Still talking about that valuable experience gave Will a chance to look back at what Cartel has been through over the course of the past decade. A number of lineup changes, crazy tours, a reality TV show, hit singles, expensive videos and big records; it was clearly a little mind blowing for Will to look back on everything that Cartel has been through. When asked about what his favorite part about the whole experience has been, Pugh looked to the very beginning.
“The favorite part is definitely the come-up. Going from scraping change out of the back seat of the van to buy a Wendy’s cheeseburger to touring with The Starting Line. Then we got to do Warped Tour and we got a bus. Then touring with New Found Glory and playing with people we look up to and the reason we started this band. Then headlining and selling out 90% of those shows and then doing the MTV thing. Seeing that rise and how fast it can happen and how dynamic and crazy it really is... that was a gnarly roller coaster ride. That was my favorite part because that’s the dream when everybody looks at when they start a band.”
“But on the other side of that, the hardest part is figuring out how to keep that going. You get there, and then it’s like, ‘ah s___... how do we get people to keep caring?’ It’s been a struggle and I think we’ve done well to survive it. I think now it feels exciting again because we have our destiny in our own hands. We're releasing the record ourselves and having it be a record that people are singing and reacting to really well to too. It's really exciting again. I think we could be in for something a little more like that initial ramp up. It makes us very enthusiastic about getting the record out and moving forward."

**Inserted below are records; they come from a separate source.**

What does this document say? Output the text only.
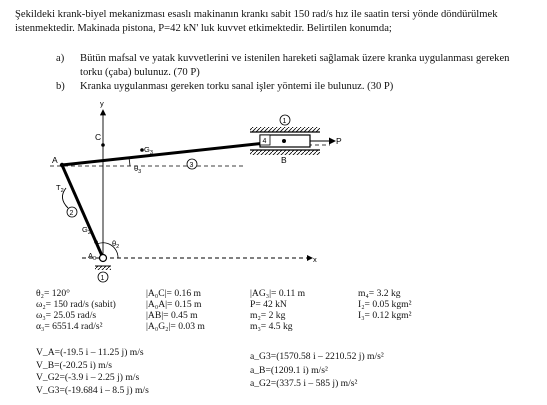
Şekildeki krank-biyel mekanizması esaslı makinanın krankı sabit 150 rad/s hız ile saatin tersi yönde döndürülmek istenmektedir. Makinada pistona, P=42 kN' luk kuvvet etkimektedir. Belirtilen konumda;
a) Bütün mafsal ve yatak kuvvetlerini ve istenilen hareketi sağlamak üzere kranka uygulanması gereken torku (çaba) bulunuz. (70 P)
b) Kranka uygulanması gereken torku sanal işler yöntemi ile bulunuz. (30 P)
y
x
P
A	B
C
$G_3$
$\theta_3$
$\theta_2$
$T_2$
$G_2$
$A_0$
1
4
3
2
1
θ₂= 120°
ω₂= 150 rad/s (sabit)
ω₃= 25.05 rad/s
α₃= 6551.4 rad/s²
|A₀C|= 0.16 m
|A₀A|= 0.15 m
|AB|= 0.45 m
|A₀G₂|= 0.03 m
|AG₃|= 0.11 m
P= 42 kN
m₂= 2 kg
m₃= 4.5 kg
m₄= 3.2 kg
I₂= 0.05 kgm²
I₃= 0.12 kgm²
V_A=(-19.5 i – 11.25 j) m/s
V_B=(-20.25 i) m/s
V_G2=(-3.9 i – 2.25 j) m/s
V_G3=(-19.684 i – 8.5 j) m/s
a_G3=(1570.58 i – 2210.52 j) m/s²
a_B=(1209.1 i) m/s²
a_G2=(337.5 i – 585 j) m/s²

As Will continued his trip home, just crossing the state line back into Georgia after his Florida road trip, moving forward was literal and figurative. Cartel’s been around for a decade. Maybe they won’t be king of the mountain like they were when their songs were in 2006, but they can still do a lot of the same things and they still get to connect to people with their music. At the heart of it, that’s what every musician wants to do.
“No matter what this does, even if it doesn’t sell a lot, as long as people react to it and enjoy it, that’s the payoff we’re looking for.”